Structures of voltage-gated cation channels The K+, Na+, and Ca2+ channels belong to a family of related proteins. The K+ channel is formed from the association of four identical subunits, one of which is shown. The Na+ channel consists of a single polypeptide chain containing four repeated domains, each of which is similar to one K+ channel subunit. The Ca2+ channel is similar to the Na+ channel. Each subunit or domain contains six membrane-spanning helices. The helix designated 4 contains multiple positively charged amino acids and acts as the voltage sensor that mediates channel opening in response to changes in membrane potential.
Inactivation of K+and Na+channels Following voltage-gated opening, the K+ and Na+ channels are rapidly inactivated by the binding of cytoplasmic portions of the polypeptide chains to the pore. For the K+ channel, inactivation is mediated by a ball-and-chain mechanism with the ball corresponding to the amino terminus of the polypeptide chain. For the Na+ channel, inactivation is mediated by the intracellular loop connecting domains III and IV.
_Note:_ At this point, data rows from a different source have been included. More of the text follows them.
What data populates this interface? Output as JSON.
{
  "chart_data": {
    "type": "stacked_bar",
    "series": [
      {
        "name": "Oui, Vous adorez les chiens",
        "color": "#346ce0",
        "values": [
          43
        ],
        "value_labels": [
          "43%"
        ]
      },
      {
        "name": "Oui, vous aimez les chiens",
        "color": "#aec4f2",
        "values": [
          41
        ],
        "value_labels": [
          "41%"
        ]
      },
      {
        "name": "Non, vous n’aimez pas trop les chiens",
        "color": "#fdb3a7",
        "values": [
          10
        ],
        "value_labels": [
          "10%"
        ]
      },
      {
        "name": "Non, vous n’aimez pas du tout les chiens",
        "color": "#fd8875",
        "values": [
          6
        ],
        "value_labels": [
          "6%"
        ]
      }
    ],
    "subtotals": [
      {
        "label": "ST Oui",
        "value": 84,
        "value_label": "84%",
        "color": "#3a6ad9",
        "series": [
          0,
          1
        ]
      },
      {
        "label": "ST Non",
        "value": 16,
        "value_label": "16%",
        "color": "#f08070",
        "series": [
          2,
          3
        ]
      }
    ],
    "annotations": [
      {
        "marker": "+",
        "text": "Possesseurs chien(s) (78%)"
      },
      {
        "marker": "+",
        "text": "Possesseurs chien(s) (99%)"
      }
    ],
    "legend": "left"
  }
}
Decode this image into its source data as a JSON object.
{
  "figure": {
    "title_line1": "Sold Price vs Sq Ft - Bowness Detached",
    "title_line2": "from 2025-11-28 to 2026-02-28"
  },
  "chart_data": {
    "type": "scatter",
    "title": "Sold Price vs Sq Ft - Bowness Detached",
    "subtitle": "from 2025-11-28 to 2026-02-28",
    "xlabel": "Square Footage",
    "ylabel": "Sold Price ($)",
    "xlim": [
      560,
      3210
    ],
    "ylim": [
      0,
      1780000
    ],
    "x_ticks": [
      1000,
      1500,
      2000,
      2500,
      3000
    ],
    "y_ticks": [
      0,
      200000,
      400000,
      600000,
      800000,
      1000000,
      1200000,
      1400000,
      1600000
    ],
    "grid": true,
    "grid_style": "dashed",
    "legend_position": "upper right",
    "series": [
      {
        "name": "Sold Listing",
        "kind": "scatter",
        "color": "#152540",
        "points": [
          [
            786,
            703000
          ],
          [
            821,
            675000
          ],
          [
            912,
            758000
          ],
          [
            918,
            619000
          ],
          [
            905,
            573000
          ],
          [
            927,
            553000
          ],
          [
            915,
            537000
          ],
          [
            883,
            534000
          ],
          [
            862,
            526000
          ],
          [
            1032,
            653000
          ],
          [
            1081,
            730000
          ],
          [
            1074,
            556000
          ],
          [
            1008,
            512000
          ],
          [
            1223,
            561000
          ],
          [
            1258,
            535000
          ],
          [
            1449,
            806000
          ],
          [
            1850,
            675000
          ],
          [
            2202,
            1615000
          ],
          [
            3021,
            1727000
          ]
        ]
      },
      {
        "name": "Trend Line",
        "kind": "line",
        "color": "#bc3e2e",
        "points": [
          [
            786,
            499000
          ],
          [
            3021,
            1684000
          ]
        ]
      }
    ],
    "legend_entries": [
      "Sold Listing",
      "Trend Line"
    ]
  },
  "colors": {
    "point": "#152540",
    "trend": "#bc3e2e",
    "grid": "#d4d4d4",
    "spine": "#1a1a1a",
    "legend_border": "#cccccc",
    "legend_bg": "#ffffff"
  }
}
A wide variety of ion channels (including Ca2+ and Cl- channels) respond to different neurotransmitters or open and close with different kinetics following membrane depolarization. The concerted actions of these multiple channels are responsible for the complexities of signaling in the nervous system. Moreover, as discussed in the next chapter, the roles of ion channels are not restricted to the electrically excitable cells of nerve and muscle; they also play critical roles in signaling in other cell types. The regulated opening and closing of ion channels thus provides cells with a sensitive and versatile mechanism for responding to a variety of environmental stimuli.